Daily Roundup for 2008-03-25

  • Regions of the West Coast and Midwest moved ahead of Washington as top destinations for venture capital in recent years, as the local venture economy grew more slowly than the national average, a Washington Post analysis shows. In 2001, the year the technology bubble popped, Washington ranked sixth among top destinations for venture capital, after Silicon Valley, New England, the New York metro area, Texas and the Southeast. Last year, it was ranked 10th, overtaken by the Northwest, San Diego, the Midwest and Los Angeles/Orange County.
  • Scroll the list of the 10 most popular Web sites in the U.S., and you’ll encounter the Internet’s richest corporate players — names like Yahoo, Amazon.com, News Corp., Microsoft and Google. Except for No. 7: Wikipedia. And there lies a delicate situation. With 2 million articles in English alone, the Internet encyclopedia ”anyone can edit” stormed the Web’s top ranks through the work of unpaid volunteers and the assistance of donors. But that gives Wikipedia far less financial clout than its Web peers, and doing almost anything to improve that situation invites scrutiny from the same community that proudly generates the content.

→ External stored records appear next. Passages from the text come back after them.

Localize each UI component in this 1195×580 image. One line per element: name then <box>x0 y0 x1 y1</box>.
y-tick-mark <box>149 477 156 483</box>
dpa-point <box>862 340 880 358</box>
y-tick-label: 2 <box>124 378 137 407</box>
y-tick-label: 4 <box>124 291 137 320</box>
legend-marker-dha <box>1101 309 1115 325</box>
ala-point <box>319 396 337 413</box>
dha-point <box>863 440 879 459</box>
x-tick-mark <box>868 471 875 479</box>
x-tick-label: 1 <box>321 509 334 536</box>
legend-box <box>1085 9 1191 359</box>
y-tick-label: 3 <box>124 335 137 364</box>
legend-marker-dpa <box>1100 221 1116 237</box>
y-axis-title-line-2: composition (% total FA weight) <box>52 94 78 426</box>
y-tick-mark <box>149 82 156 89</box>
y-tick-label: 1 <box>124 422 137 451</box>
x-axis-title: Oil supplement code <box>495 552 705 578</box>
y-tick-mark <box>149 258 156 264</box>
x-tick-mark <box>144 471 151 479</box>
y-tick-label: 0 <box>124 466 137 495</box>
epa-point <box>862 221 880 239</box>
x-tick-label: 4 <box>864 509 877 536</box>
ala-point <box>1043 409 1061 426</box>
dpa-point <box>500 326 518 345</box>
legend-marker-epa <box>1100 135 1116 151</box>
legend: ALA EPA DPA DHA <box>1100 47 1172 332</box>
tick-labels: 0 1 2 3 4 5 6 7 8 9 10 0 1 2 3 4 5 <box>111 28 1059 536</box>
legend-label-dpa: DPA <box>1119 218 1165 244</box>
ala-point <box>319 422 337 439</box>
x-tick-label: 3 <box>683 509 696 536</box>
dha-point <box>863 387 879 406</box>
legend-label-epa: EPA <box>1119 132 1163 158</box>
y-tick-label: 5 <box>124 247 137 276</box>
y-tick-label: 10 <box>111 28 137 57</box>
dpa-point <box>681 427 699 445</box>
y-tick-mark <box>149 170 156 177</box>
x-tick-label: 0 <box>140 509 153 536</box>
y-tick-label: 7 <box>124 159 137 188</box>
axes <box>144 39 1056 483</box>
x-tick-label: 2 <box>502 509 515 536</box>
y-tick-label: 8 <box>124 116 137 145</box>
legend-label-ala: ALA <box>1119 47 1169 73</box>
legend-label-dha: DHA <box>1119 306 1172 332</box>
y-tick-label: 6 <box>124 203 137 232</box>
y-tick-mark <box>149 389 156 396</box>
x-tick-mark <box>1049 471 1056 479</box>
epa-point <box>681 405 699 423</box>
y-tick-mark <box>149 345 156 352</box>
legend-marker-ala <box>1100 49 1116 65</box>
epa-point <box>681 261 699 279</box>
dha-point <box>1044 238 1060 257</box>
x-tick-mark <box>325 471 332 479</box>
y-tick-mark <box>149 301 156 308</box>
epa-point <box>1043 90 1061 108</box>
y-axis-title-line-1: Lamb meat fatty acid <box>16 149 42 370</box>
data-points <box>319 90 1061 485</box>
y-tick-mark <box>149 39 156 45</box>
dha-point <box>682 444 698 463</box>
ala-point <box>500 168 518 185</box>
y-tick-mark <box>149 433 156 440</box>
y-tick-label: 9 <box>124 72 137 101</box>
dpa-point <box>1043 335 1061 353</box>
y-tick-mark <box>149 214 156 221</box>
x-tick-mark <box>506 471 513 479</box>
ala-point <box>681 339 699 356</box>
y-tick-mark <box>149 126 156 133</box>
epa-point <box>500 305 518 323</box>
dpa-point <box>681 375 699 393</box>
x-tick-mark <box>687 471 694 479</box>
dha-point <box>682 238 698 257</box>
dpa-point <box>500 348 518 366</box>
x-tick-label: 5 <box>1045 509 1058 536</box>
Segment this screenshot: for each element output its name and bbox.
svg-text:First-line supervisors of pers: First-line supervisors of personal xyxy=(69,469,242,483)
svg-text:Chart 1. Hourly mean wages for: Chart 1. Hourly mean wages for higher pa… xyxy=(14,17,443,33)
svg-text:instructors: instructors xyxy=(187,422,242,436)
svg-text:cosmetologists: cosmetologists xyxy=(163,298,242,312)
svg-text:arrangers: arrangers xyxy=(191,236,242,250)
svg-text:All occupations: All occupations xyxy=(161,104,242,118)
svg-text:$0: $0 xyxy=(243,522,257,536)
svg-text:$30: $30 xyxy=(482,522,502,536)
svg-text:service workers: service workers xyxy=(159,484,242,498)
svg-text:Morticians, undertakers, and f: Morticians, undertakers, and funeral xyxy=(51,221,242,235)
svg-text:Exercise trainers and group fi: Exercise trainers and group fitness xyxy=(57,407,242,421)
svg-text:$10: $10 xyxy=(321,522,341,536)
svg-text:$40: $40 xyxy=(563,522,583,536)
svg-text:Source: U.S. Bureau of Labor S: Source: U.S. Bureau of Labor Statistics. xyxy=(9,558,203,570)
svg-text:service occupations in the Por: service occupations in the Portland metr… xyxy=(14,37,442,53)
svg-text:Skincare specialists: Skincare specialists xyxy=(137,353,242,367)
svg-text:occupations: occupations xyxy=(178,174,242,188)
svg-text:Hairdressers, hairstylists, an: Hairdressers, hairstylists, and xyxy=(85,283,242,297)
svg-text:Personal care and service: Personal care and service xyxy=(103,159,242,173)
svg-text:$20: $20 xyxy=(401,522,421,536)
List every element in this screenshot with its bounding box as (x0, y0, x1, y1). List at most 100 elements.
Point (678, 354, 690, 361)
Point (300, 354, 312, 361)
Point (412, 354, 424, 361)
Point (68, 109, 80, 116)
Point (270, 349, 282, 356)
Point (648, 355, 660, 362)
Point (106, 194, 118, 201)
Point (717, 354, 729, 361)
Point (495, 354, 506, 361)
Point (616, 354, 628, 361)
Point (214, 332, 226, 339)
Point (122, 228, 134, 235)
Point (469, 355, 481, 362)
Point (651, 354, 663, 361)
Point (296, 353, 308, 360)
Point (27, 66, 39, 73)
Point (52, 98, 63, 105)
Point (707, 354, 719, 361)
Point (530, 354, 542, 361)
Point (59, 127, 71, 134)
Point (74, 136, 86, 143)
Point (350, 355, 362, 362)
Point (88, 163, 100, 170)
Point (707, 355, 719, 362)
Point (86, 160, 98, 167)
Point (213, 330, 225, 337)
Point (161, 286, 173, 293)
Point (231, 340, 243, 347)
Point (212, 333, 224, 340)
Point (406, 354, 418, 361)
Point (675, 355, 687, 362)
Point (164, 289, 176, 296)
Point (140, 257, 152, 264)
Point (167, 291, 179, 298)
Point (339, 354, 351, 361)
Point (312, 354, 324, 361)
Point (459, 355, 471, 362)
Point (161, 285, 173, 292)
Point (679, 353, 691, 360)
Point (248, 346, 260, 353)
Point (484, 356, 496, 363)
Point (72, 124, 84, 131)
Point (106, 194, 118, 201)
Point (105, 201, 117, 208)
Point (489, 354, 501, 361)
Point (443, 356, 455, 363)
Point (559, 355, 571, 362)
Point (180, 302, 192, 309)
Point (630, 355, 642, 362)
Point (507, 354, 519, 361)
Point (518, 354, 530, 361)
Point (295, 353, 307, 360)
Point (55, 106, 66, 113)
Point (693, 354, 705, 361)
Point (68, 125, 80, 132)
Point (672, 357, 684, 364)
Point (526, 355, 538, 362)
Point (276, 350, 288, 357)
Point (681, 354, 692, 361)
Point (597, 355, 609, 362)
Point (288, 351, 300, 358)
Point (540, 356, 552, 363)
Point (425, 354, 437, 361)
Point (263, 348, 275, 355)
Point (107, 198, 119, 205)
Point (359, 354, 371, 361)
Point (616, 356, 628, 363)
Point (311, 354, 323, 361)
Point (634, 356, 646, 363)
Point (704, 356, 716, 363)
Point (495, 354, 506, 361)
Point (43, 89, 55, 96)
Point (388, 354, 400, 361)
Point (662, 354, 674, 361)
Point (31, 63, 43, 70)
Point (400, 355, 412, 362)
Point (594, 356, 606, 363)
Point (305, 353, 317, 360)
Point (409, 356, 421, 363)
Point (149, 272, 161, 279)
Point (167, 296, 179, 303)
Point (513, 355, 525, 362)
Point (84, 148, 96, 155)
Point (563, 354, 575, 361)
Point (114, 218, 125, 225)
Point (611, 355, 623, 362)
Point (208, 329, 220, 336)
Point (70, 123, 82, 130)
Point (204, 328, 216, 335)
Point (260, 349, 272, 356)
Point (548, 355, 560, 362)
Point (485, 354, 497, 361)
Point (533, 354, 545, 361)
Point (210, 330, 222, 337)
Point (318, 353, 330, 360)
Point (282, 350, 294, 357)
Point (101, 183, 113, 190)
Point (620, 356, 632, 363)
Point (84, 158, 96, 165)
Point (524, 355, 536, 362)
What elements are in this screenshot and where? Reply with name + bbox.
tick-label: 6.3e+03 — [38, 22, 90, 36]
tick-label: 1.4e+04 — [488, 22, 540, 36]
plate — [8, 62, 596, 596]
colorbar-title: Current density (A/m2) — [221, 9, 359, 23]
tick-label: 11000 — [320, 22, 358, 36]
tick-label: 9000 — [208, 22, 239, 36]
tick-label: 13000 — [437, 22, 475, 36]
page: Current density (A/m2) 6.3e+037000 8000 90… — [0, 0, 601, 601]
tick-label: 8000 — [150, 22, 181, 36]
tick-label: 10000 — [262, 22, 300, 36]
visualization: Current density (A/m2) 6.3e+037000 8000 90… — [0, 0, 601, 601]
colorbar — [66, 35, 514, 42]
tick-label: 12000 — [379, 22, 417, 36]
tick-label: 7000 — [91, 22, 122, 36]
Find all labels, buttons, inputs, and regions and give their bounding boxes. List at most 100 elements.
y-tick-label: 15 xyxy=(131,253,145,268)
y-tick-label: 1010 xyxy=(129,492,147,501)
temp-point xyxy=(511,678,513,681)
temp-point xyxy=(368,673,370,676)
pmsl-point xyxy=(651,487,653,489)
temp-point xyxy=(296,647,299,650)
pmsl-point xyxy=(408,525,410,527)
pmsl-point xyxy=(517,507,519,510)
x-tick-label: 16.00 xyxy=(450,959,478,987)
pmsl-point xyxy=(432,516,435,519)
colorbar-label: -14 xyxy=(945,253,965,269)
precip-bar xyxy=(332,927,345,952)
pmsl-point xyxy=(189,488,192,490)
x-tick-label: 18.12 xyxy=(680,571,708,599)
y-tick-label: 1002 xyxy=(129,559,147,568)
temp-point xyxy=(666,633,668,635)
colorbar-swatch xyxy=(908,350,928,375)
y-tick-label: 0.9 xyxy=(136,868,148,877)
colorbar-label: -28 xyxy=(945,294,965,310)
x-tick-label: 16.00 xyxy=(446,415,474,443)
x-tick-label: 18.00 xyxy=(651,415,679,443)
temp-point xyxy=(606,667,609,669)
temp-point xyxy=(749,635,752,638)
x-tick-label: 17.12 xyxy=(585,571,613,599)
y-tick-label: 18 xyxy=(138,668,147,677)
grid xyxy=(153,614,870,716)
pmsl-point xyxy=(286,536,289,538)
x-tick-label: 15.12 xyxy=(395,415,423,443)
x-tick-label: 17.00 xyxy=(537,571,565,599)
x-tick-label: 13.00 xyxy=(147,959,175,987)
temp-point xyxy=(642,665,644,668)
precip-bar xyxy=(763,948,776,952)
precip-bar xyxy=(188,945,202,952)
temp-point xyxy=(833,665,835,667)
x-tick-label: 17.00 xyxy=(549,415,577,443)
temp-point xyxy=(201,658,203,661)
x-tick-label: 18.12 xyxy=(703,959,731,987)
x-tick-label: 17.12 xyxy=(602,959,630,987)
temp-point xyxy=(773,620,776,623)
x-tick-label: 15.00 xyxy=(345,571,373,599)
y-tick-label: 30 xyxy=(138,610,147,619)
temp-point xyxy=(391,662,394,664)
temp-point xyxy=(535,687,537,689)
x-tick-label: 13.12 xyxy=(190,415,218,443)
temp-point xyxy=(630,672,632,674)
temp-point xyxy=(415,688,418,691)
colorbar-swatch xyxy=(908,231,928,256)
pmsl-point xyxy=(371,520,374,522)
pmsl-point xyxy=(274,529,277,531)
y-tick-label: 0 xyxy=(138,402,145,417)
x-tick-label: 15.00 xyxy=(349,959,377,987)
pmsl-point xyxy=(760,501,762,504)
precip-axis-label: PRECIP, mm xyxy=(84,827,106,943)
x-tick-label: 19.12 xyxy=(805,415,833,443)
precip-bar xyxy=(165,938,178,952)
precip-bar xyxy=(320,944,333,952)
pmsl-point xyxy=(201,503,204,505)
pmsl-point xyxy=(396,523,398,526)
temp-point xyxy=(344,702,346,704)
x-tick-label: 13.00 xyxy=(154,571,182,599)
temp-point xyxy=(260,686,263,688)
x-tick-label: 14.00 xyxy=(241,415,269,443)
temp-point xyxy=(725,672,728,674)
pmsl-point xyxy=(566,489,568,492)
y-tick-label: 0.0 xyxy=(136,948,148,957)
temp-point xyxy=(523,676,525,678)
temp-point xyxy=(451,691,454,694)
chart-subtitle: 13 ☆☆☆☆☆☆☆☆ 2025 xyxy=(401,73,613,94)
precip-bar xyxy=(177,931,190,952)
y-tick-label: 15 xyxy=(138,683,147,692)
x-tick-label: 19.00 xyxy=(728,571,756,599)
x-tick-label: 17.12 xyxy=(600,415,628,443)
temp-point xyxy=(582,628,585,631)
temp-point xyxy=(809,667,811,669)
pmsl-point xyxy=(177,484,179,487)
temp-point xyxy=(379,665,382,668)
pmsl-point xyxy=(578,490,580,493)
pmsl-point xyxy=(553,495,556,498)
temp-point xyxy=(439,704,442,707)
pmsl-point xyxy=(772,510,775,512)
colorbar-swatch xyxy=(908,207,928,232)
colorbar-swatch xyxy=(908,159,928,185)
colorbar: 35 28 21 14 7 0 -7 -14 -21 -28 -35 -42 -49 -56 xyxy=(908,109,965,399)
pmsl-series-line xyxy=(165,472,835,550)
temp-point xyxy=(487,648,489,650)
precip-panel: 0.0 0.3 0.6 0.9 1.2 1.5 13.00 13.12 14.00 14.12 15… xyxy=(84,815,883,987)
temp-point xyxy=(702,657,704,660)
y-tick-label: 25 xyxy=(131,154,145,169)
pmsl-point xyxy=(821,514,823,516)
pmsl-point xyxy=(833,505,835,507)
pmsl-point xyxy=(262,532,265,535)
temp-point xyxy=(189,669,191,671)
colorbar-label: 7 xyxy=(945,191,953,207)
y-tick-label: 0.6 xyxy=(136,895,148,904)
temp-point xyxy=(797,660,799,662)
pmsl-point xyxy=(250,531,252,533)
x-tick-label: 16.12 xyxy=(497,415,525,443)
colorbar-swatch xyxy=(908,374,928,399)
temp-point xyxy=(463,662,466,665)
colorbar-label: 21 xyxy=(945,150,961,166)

  • Board communication has been the topic of a handful of conversations over the past few weeks as several of the companies I work with have grappled with both the right level of communication as well as the correct forum for certain board level discussions and decisions. Although there are a handful venues in which boards communicate, fundamentally they fall into one of two categories: conversations between a subset of the board (often just the CEO and an individual board member) and those that involve the full board.
  • The New York Times reported yesterday on a New York state bill that would make it a crime to use personal information for advertising without consumers’ consent—punishable by a fine. That sounds like a potentially serious blow to online advertisers. But it could be a blessing in disguise, according to David Hallerman, a senior analyst at eMarketer.
  • Google plans to roll out enhancements to its online spreadsheet program, including the ability to display data in new ways using lightweight "gadgets" and to notify users via e-mail when data is changed. The enhancements, expected to go live either late Tuesday or early Wednesday, will be extended later to the other Google Docs components: the word processor and presentation applications. The gadget feature will let third-party developers and Google create new features for the spreadsheet application in a componentized way, said Jonathan Rochelle, senior product manager for Google Docs.
  • A 21-year-old could face up to 10 years in prison in the U.S. after pleading guilty to installing advertising software on PCs located around Europe without permission. Robert Matthew Bentley, of Panama City, Fla., is scheduled for sentencing May 28 in U.S. District Court for the Northern District of Florida. He could also face a fine of up to $250,000.
  • The Internet presents a real dilemma for parents with younger children. On the one hand, it’s filled with fun and wholesome sites for kids, and lots of educational material. On the other, it teems with inappropriate content and potentially dangerous means of communicating with strangers. There are tools for dealing with the problem, most commonly, filtering software that attempts to bar sexual, violent and other objectionable material. But these can frustrate kids and parents, by either blocking too many things or not blocking enough. This week marks the launch of a parental-control service with a somewhat different approach. It’s called KidZui, and it aims to offer kids a safe subset of the Internet where they can roam freely without triggering parental worry. KidZui, for children ages 3 to 12, hopes to emphasize the positive, rather than the negative.
  • UK online advertising is still going strong. The UK leads Europe in terms of total online advertising spending. The total rose by over 30% in 2007 and it will rise another 27% in 2008. Moreover, online advertising spending in the UK will continue to show double-digit annual growth through 2010, and will approach £5 billion ($8.7 billion) in 2012.
  • The US Internet population remains firmly skewed toward females. In 2008, 100.4 million females and 93.5 million males will go online at least once a month, according to eMarketer’s latest estimates. In 2012 females will outnumber males online by more than 8 million.